Washington’s Gift for the New Year: Another Kicked Can

Today, CRFB put out a release, "Washington's Gift for the New Year: Another Kicked Can," on the fiscal cliff deal and previous missed opportunities to fix the debt. While the American Taxpayer Relief Act prevented most of the sharp and poorly targeted spending cuts and tax increases that were part of the fiscal cliff, it wasted an opportunity to put the debt on a sustainable fiscal path in the long term. 

Unfortunately, lawmakers are beginning to display a pattern. As we show in our release, leaders in Washington have promised at the beginning of the last three years to seriously address our unsustainable budget path. But presented with a tremendous opportunity to act, they have consistently come up short, whether it was the Fiscal Commission in 2010, the Super Committee in 2011, or negotiations to advert the fiscal cliff in 2012.

This week's fiscal package was more of the same. While the agreement did enact $650 billion in savings relative to current policy, it also waived $4.6 trillion that was scheduled to occur under current law. However, the sequester was only delayed two months, setting up another hurdle that could be the next opportunity for more deficit reduction.

CRFB President Maya MacGuineas urged lawmakers to break the cycle and keep their New Year's resolutions on fiscal responsibility:

At the beginning of every year, policymakers of both parties pledge to reduce our deficit and bring the country’s finances under control. But instead of abiding by their past New Year’s resolutions, policymakers have forgone many opportunities to tackle the debt – often making things worse instead of better.

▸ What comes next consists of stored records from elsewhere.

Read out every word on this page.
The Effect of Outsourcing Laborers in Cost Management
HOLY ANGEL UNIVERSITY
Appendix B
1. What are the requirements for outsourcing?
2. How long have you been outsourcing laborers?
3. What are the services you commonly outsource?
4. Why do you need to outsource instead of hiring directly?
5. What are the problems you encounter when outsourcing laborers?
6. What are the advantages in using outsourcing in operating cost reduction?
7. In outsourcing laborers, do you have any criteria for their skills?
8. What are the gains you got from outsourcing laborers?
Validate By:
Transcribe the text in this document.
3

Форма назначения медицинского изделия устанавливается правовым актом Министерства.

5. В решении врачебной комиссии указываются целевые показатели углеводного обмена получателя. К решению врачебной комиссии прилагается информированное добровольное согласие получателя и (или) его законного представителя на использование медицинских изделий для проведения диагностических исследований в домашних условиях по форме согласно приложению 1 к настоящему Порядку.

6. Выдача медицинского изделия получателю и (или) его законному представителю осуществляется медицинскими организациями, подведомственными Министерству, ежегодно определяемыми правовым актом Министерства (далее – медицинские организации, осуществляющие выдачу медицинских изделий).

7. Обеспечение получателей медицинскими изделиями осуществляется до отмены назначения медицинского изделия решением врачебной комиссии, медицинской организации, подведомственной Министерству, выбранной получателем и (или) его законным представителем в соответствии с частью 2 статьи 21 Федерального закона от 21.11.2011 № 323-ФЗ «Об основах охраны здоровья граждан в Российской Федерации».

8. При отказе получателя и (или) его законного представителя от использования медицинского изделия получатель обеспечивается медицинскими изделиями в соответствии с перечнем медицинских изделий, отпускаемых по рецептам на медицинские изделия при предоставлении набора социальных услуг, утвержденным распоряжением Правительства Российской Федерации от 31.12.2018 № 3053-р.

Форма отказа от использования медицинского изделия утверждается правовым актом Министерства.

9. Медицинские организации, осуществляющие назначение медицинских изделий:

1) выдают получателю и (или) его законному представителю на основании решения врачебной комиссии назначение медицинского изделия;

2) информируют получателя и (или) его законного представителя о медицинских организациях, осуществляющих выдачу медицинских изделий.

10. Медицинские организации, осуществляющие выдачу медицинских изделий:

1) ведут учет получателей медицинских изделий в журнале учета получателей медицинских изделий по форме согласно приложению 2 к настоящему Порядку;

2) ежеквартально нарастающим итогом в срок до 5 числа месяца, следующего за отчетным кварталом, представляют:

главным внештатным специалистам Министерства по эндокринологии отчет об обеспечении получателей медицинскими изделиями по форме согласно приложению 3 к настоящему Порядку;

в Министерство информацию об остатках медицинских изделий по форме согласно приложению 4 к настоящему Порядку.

End-of-the-year irresponsibility is not for a lack of opportunity, but rather a lack of political will. In the last three years we’ve had the Fiscal Commission, the Super Committee, the Obama-Boehner talks leading up to the fiscal cliff. Instead of coming together on a bipartisan basis to make hard choices, our leaders seem to find it easier to come together and horse-trade over how to make things worse or further delay the necessary changes.

Stumbling over self-imposed hurdles month after month may be what it takes to ultimately make the changes that are needed, but I am confident lawmakers can come together to embrace a big deficit reduction package. It’s time to start expecting more from our elected leaders. Let’s make 2013 the year we hold our leaders to their New Year’s resolutions.

Hopefully, 2013 will finally be the year we go for a bigger and bolder deal.